How about we represent it as (2, 5] U (7, ∞) with the parentheses denoting exclusive endpoints and the square brackets denoting inclusive endpoints? This way, it includes all real numbers greater than 2 but less than or equal to 5, as well as all real numbers greater than 7. It's quite the interval, isn't it? Like a lively circus tent filled with numbers!

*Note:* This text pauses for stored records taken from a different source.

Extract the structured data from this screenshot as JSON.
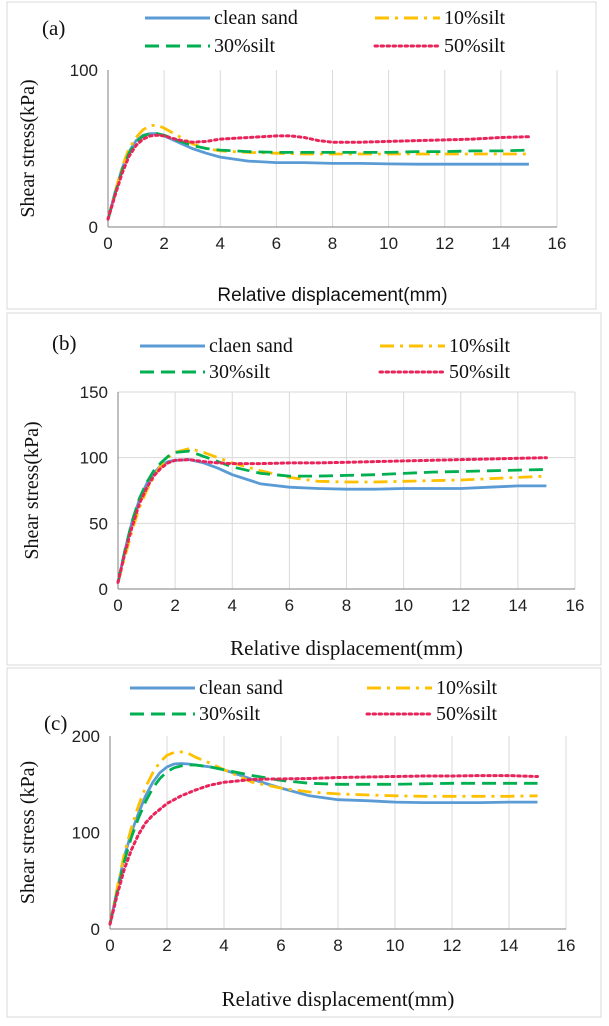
{
  "chart_data": [
    {
      "type": "line",
      "panel_label": "(a)",
      "xlabel": "Relative displacement(mm)",
      "ylabel": "Shear stress(kPa)",
      "xlim": [
        0,
        16
      ],
      "ylim": [
        0,
        100
      ],
      "x_ticks": [
        0,
        2,
        4,
        6,
        8,
        10,
        12,
        14,
        16
      ],
      "y_ticks": [
        0,
        100
      ],
      "grid": "vertical",
      "legend_position": "top",
      "series": [
        {
          "name": "clean sand",
          "color": "#5b9bd5",
          "style": "solid",
          "x": [
            0,
            0.25,
            0.5,
            0.75,
            1.0,
            1.25,
            1.5,
            1.75,
            2.0,
            2.5,
            3,
            3.5,
            4,
            5,
            6,
            7,
            8,
            9,
            10,
            11,
            12,
            13,
            14,
            15
          ],
          "y": [
            5,
            22,
            37,
            48,
            55,
            58.5,
            59.5,
            59.5,
            58,
            54,
            50,
            47,
            44.5,
            42,
            41,
            41,
            40.5,
            40.5,
            40.2,
            40,
            40,
            40,
            40,
            40
          ]
        },
        {
          "name": "10%silt",
          "color": "#ffc000",
          "style": "dashdot",
          "x": [
            0,
            0.25,
            0.5,
            0.75,
            1.0,
            1.25,
            1.5,
            1.75,
            2.0,
            2.5,
            3,
            3.5,
            4,
            5,
            6,
            7,
            8,
            9,
            10,
            11,
            12,
            13,
            14,
            15
          ],
          "y": [
            5,
            22,
            38,
            50,
            57,
            62,
            64.5,
            65,
            63,
            58,
            53,
            50,
            48.5,
            47.5,
            47,
            46.5,
            46.5,
            46.5,
            46.5,
            46.5,
            46.5,
            46.5,
            46.5,
            46.5
          ]
        },
        {
          "name": "30%silt",
          "color": "#00b050",
          "style": "dashed",
          "x": [
            0,
            0.25,
            0.5,
            0.75,
            1.0,
            1.25,
            1.5,
            1.75,
            2.0,
            2.5,
            3,
            3.5,
            4,
            5,
            6,
            7,
            8,
            9,
            10,
            11,
            12,
            13,
            14,
            15
          ],
          "y": [
            5,
            21,
            36,
            47,
            54,
            58,
            59.5,
            59.5,
            58.5,
            55,
            52,
            50,
            49,
            48,
            47.5,
            47.5,
            47.5,
            47.5,
            47.5,
            48,
            48,
            48.5,
            48.5,
            49
          ]
        },
        {
          "name": "50%silt",
          "color": "#e8245a",
          "style": "dotted",
          "x": [
            0,
            0.25,
            0.5,
            0.75,
            1.0,
            1.25,
            1.5,
            1.75,
            2.0,
            2.5,
            3,
            3.5,
            4,
            5,
            6,
            6.5,
            7,
            7.5,
            8,
            9,
            10,
            11,
            12,
            13,
            14,
            15
          ],
          "y": [
            5,
            20,
            34,
            45,
            52,
            56,
            58,
            58.5,
            58,
            55.5,
            54,
            54.5,
            56,
            57,
            58,
            58,
            57,
            55,
            54,
            54,
            54.5,
            55,
            55.5,
            56,
            57,
            57.5
          ]
        }
      ]
    },
    {
      "type": "line",
      "panel_label": "(b)",
      "xlabel": "Relative displacement(mm)",
      "ylabel": "Shear stress(kPa)",
      "xlim": [
        0,
        16
      ],
      "ylim": [
        0,
        150
      ],
      "x_ticks": [
        0,
        2,
        4,
        6,
        8,
        10,
        12,
        14,
        16
      ],
      "y_ticks": [
        0,
        50,
        100,
        150
      ],
      "grid": "both",
      "legend_position": "top",
      "series": [
        {
          "name": "claen sand",
          "color": "#5b9bd5",
          "style": "solid",
          "x": [
            0,
            0.25,
            0.5,
            0.75,
            1.0,
            1.25,
            1.5,
            1.75,
            2.0,
            2.5,
            3,
            3.5,
            4,
            5,
            6,
            7,
            8,
            9,
            10,
            11,
            12,
            13,
            14,
            15
          ],
          "y": [
            5,
            30,
            52,
            68,
            80,
            88,
            94,
            97,
            98,
            98.5,
            96,
            92,
            87,
            80,
            77.5,
            76.5,
            76,
            76,
            76.5,
            76.5,
            76.5,
            77.5,
            78.5,
            78.5
          ]
        },
        {
          "name": "10%silt",
          "color": "#ffc000",
          "style": "dashdot",
          "x": [
            0,
            0.25,
            0.5,
            0.75,
            1.0,
            1.25,
            1.5,
            1.75,
            2.0,
            2.5,
            3,
            3.5,
            4,
            5,
            6,
            7,
            8,
            9,
            10,
            11,
            12,
            13,
            14,
            15
          ],
          "y": [
            5,
            25,
            45,
            62,
            75,
            85,
            94,
            100,
            104,
            107,
            104,
            100,
            96,
            90,
            85,
            82,
            81.5,
            81.5,
            82,
            82.5,
            83,
            84,
            85,
            86
          ]
        },
        {
          "name": "30%silt",
          "color": "#00b050",
          "style": "dashed",
          "x": [
            0,
            0.25,
            0.5,
            0.75,
            1.0,
            1.25,
            1.5,
            1.75,
            2.0,
            2.5,
            3,
            3.5,
            4,
            5,
            6,
            7,
            8,
            9,
            10,
            11,
            12,
            13,
            14,
            15
          ],
          "y": [
            5,
            30,
            52,
            69,
            81,
            90,
            96,
            101,
            104,
            105,
            101,
            97,
            93,
            88,
            86,
            86,
            86.5,
            87,
            88,
            89,
            89.5,
            90,
            90.5,
            91
          ]
        },
        {
          "name": "50%silt",
          "color": "#e8245a",
          "style": "dotted",
          "x": [
            0,
            0.25,
            0.5,
            0.75,
            1.0,
            1.25,
            1.5,
            1.75,
            2.0,
            2.5,
            3,
            3.5,
            4,
            5,
            6,
            7,
            8,
            9,
            10,
            11,
            12,
            13,
            14,
            15
          ],
          "y": [
            5,
            28,
            48,
            65,
            77,
            86,
            92,
            96,
            98,
            98.5,
            97,
            96,
            95.5,
            95.5,
            96,
            96,
            96.5,
            97,
            97.5,
            98,
            98.5,
            99,
            99.5,
            100
          ]
        }
      ]
    },
    {
      "type": "line",
      "panel_label": "(c)",
      "xlabel": "Relative displacement(mm)",
      "ylabel": "Shear stress (kPa)",
      "xlim": [
        0,
        16
      ],
      "ylim": [
        0,
        200
      ],
      "x_ticks": [
        0,
        2,
        4,
        6,
        8,
        10,
        12,
        14,
        16
      ],
      "y_ticks": [
        0,
        100,
        200
      ],
      "grid": "vertical",
      "legend_position": "top",
      "series": [
        {
          "name": "clean sand",
          "color": "#5b9bd5",
          "style": "solid",
          "x": [
            0,
            0.25,
            0.5,
            0.75,
            1.0,
            1.25,
            1.5,
            1.75,
            2.0,
            2.25,
            2.5,
            2.75,
            3,
            3.5,
            4,
            5,
            6,
            7,
            8,
            9,
            10,
            11,
            12,
            13,
            14,
            15
          ],
          "y": [
            5,
            40,
            75,
            100,
            120,
            138,
            152,
            162,
            168,
            171,
            171.5,
            171,
            170,
            168,
            165,
            155,
            146,
            138,
            134,
            133,
            131.5,
            131,
            131,
            131,
            131.5,
            131.5
          ]
        },
        {
          "name": "10%silt",
          "color": "#ffc000",
          "style": "dashdot",
          "x": [
            0,
            0.25,
            0.5,
            0.75,
            1.0,
            1.25,
            1.5,
            1.75,
            2.0,
            2.25,
            2.5,
            2.75,
            3,
            3.5,
            4,
            5,
            6,
            7,
            8,
            9,
            10,
            11,
            12,
            13,
            14,
            15
          ],
          "y": [
            5,
            42,
            78,
            105,
            128,
            147,
            162,
            173,
            180,
            183,
            183.5,
            182,
            178,
            172,
            165,
            152,
            146,
            142,
            140,
            139,
            138,
            137.5,
            137.5,
            137.5,
            137.5,
            138
          ]
        },
        {
          "name": "30%silt",
          "color": "#00b050",
          "style": "dashed",
          "x": [
            0,
            0.25,
            0.5,
            0.75,
            1.0,
            1.25,
            1.5,
            1.75,
            2.0,
            2.25,
            2.5,
            2.75,
            3,
            3.5,
            4,
            5,
            6,
            7,
            8,
            9,
            10,
            11,
            12,
            13,
            14,
            15
          ],
          "y": [
            5,
            38,
            70,
            95,
            115,
            132,
            146,
            156,
            163,
            167,
            169,
            170,
            170,
            168,
            165,
            159,
            154,
            151,
            150,
            150,
            150,
            150.5,
            151,
            151,
            151,
            151
          ]
        },
        {
          "name": "50%silt",
          "color": "#e8245a",
          "style": "dotted",
          "x": [
            0,
            0.25,
            0.5,
            0.75,
            1.0,
            1.25,
            1.5,
            1.75,
            2.0,
            2.5,
            3,
            3.5,
            4,
            5,
            6,
            7,
            8,
            9,
            10,
            11,
            12,
            13,
            14,
            15
          ],
          "y": [
            5,
            35,
            62,
            82,
            98,
            110,
            118,
            124,
            130,
            138,
            144,
            149,
            152,
            155,
            155.5,
            156,
            157,
            157.5,
            158,
            158.5,
            158.5,
            159,
            159,
            158
          ]
        }
      ]
    }
  ]
}
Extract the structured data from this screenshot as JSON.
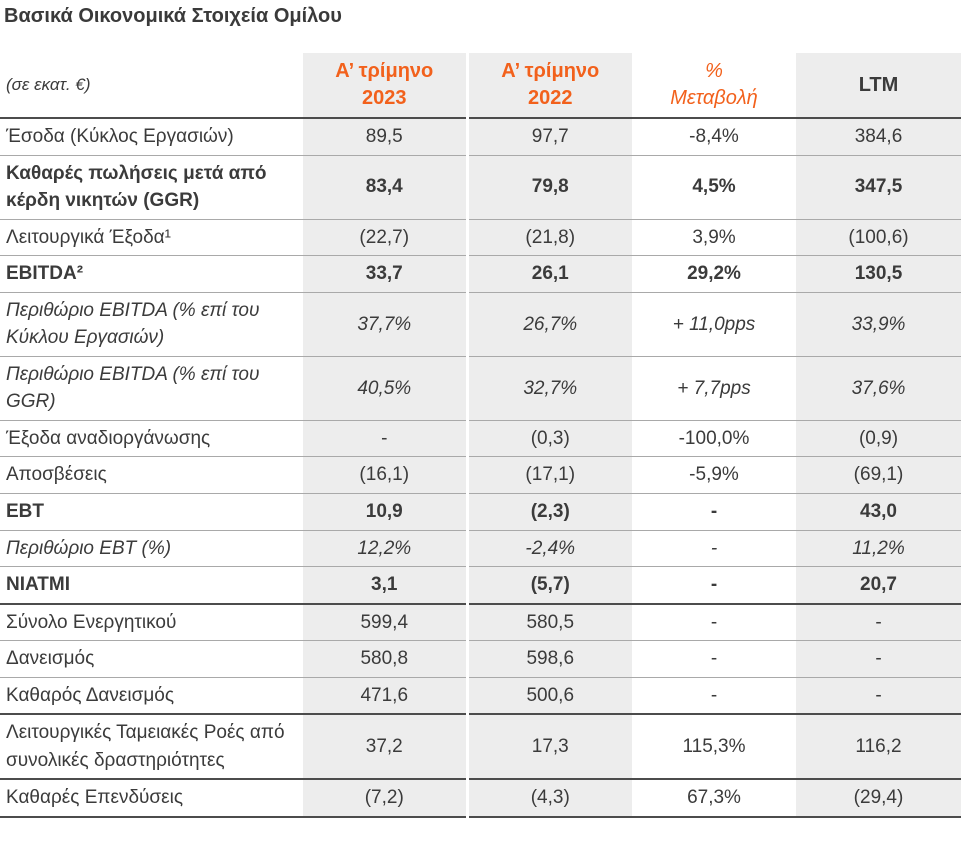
{
  "title": "Βασικά Οικονομικά Στοιχεία Ομίλου",
  "colors": {
    "accent_orange": "#F2611C",
    "shade_gray": "#EDEDED",
    "text_dark": "#3B3B3B",
    "rule_thin": "#A9A9A9",
    "rule_thick": "#4C4C4C"
  },
  "table": {
    "unit_label": "(σε εκατ. €)",
    "header": {
      "q1_2023": {
        "line1": "Α’ τρίμηνο",
        "line2": "2023"
      },
      "q1_2022": {
        "line1": "Α’ τρίμηνο",
        "line2": "2022"
      },
      "change": {
        "line1": "%",
        "line2": "Μεταβολή"
      },
      "ltm": {
        "line1": "LTM",
        "line2": ""
      }
    },
    "rows": [
      {
        "label": "Έσοδα (Κύκλος Εργασιών)",
        "values": [
          "89,5",
          "97,7",
          "-8,4%",
          "384,6"
        ]
      },
      {
        "label": "Καθαρές πωλήσεις μετά από κέρδη νικητών (GGR)",
        "values": [
          "83,4",
          "79,8",
          "4,5%",
          "347,5"
        ]
      },
      {
        "label": "Λειτουργικά Έξοδα¹",
        "values": [
          "(22,7)",
          "(21,8)",
          "3,9%",
          "(100,6)"
        ]
      },
      {
        "label": "EBITDA²",
        "values": [
          "33,7",
          "26,1",
          "29,2%",
          "130,5"
        ]
      },
      {
        "label": "Περιθώριο EBITDA (% επί του Κύκλου Εργασιών)",
        "values": [
          "37,7%",
          "26,7%",
          "+ 11,0pps",
          "33,9%"
        ]
      },
      {
        "label": "Περιθώριο EBITDA (% επί του GGR)",
        "values": [
          "40,5%",
          "32,7%",
          "+ 7,7pps",
          "37,6%"
        ]
      },
      {
        "label": "Έξοδα αναδιοργάνωσης",
        "values": [
          "-",
          "(0,3)",
          "-100,0%",
          "(0,9)"
        ]
      },
      {
        "label": "Αποσβέσεις",
        "values": [
          "(16,1)",
          "(17,1)",
          "-5,9%",
          "(69,1)"
        ]
      },
      {
        "label": "EBT",
        "values": [
          "10,9",
          "(2,3)",
          "-",
          "43,0"
        ]
      },
      {
        "label": "Περιθώριο EBT (%)",
        "values": [
          "12,2%",
          "-2,4%",
          "-",
          "11,2%"
        ]
      },
      {
        "label": "NIATMI",
        "values": [
          "3,1",
          "(5,7)",
          "-",
          "20,7"
        ]
      },
      {
        "label": "Σύνολο Ενεργητικού",
        "values": [
          "599,4",
          "580,5",
          "-",
          "-"
        ]
      },
      {
        "label": "Δανεισμός",
        "values": [
          "580,8",
          "598,6",
          "-",
          "-"
        ]
      },
      {
        "label": "Καθαρός Δανεισμός",
        "values": [
          "471,6",
          "500,6",
          "-",
          "-"
        ]
      },
      {
        "label": "Λειτουργικές Ταμειακές Ροές από συνολικές δραστηριότητες",
        "values": [
          "37,2",
          "17,3",
          "115,3%",
          "116,2"
        ]
      },
      {
        "label": "Καθαρές Επενδύσεις",
        "values": [
          "(7,2)",
          "(4,3)",
          "67,3%",
          "(29,4)"
        ]
      }
    ]
  }
}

To find the interval equivalent to the inequality 2 < x ≤ 5 or x > 7, we need to merge the two separate intervals into one.
First, let's look at the interval 2 < x ≤ 5.
- The inequality 2 < x means x is greater than 2, but not equal to 2. So, we can write this as x > 2.
- The inequality x ≤ 5 means x is less than or equal to 5.
Combining these two conditions, we get the interval (2, 5].
Now, let's consider the interval x > 7.
- The inequality x > 7 means x is greater than 7.
So, the interval x > 7 can be written as (7, ∞).
Finally, to merge the two intervals together, we can use the union symbol (∪).
Therefore, the interval equivalent to 2 < x ≤ 5 or x > 7 is (2, 5] ∪ (7, ∞).
To find the interval equivalent to the given compound inequality 2 < x ≤ 5 or x > 7, we need to combine the separate intervals and express them using interval notation.
First, let's consider the interval 2 < x ≤ 5. This means that x is greater than 2 but less than or equal to 5. To represent this interval in interval notation, we write (2, 5].
Next, let's consider the interval x > 7. This means that x is greater than 7. In interval notation, this can be represented as (7, ∞).
To combine both intervals, we use the union symbol (∪). So, the interval equivalent to the given compound inequality is (2, 5] ∪ (7, ∞). This implies that x can be any value between 2 (excluding 2) and 5 (including 5), or any value greater than 7.